Nem um culto místico e afetado, nem uma beberagem alcoólica para empurrar a comida. Apenas o prazer de um bom vinho
POR IRINEU GUARNIER FILHO
A compreensível rejeição aos excessos dos enochatos – esnobes que transformam o simples ato de beber uma taça de vinho num ritual esotérico– resultou no surgimento de um outro tipo de chato: o enopopulista.
Se os pedantes “sacerdotes” do culto místico a Baco complicam ao máximo a degustação da bebida, os “desmistificadores” mais exaltados da enocultura caem no extremo oposto – querem “simplificar” um produto nobre da agricultura a ponto de convertê-lo numa commodity insossa.
Vinho branco “estupidamente gelado”. Adoçado com stévia. Misturado com Coca-Cola. Vinho branco quente ou tinto gelado. Harmonizado com cachorro-quente ou churros. Late harvest com feijoada ou fortificado com peixe. Vinho servido em copos plásticos descartáveis ou em xícara... Pode isso? Claro que pode. Tudo é permitido em matéria de gosto. Regrinhas básicas –desenvolvidas em séculos de experimentação– podem ser desprezadas. Mas convenhamos: até que ponto esse vale-tudo populista beneficia a milenar cultura do vinho?
Olhar, cheirar, rolar o vinho pela boca, senti-lo e procurar descrever suas cores, aromas e sabores comparando-os a frutos ou flores é algum tipo insuportável de afetação nouveau-riche?
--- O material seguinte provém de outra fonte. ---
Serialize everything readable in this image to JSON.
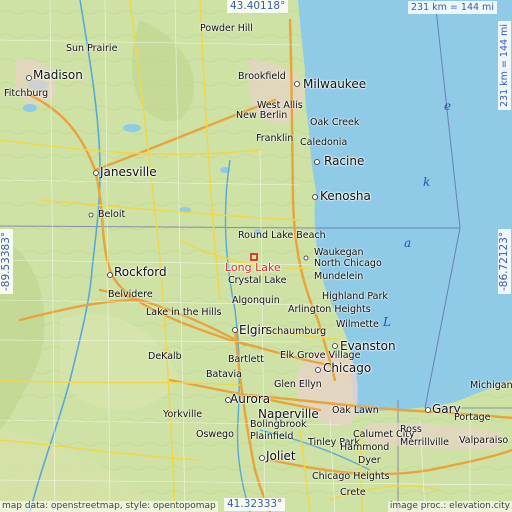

Bem, quem preferir pode beber seu vinho de um gole só, até mesmo no gargalo da garrafa, solitariamente, sem nenhum comentário. Por que não? Mas qual a graça?
Tire do vinho a literatura, o encanto das palavras que o descrevem, a história das famílias que o elaboram, a figura do vinhateiro por trás do rótulo, as paisagens onde brotam as vinhas, o prazer de comparar safras e terroirs e teremos apenas uma beberagem vulgar para entorpecer os sentidos.
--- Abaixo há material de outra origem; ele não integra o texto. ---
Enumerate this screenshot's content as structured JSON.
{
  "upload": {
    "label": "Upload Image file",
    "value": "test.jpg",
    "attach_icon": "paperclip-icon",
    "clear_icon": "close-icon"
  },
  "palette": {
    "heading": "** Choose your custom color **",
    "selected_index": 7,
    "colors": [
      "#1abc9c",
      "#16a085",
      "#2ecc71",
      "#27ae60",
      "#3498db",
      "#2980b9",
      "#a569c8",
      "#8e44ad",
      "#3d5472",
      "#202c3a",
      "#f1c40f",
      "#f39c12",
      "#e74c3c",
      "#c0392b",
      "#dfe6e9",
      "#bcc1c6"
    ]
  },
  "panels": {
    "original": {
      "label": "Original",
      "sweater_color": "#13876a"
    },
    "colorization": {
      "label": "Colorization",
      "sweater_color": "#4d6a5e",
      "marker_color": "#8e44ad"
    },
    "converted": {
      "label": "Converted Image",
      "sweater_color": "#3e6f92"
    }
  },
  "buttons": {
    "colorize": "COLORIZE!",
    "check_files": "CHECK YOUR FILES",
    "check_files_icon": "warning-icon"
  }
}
Ora, o vinho é bem mais do que uma simples bebida alcóolica. O vinho é uma obra de arte da civilização. Uma extensão da cultura do homem. Acompanha a árdua caminhada da humanidade sobre a Terra há pelo menos sete mil anos. É associado às artes, à religião, à saúde e à alegria do convívio. Merece, portanto, ser apreciado com alguma cerimônia –não com aquela devoção presunçosa dos enochatos, mas com carinho e respeito. Na temperatura certa, devagar, em boa companhia, com comida adequada, numa boa taça.
“Descomplicá-lo”, “desconstruí-lo”, “popularizá-lo” demagogicamente; nada disso vai tornar o vinho mais apreciado ou consumido pelas “massas”. Pode, isso sim, afastar do vinho aqueles que gostariam de ser seduzidos pelos seus mistérios e de explorar sensorial e intelectualmente a sua complexidade. Como diz um amigo, não é necessário “tirar a gravata do vinho” –basta afrouxar o nó!
Em outras palavras, nem tanto ao céu, nem tanto à terra. Nem enochatice, nem enopopulismo. Parafraseando Aristóteles, também no vinho “a virtude está no meio”.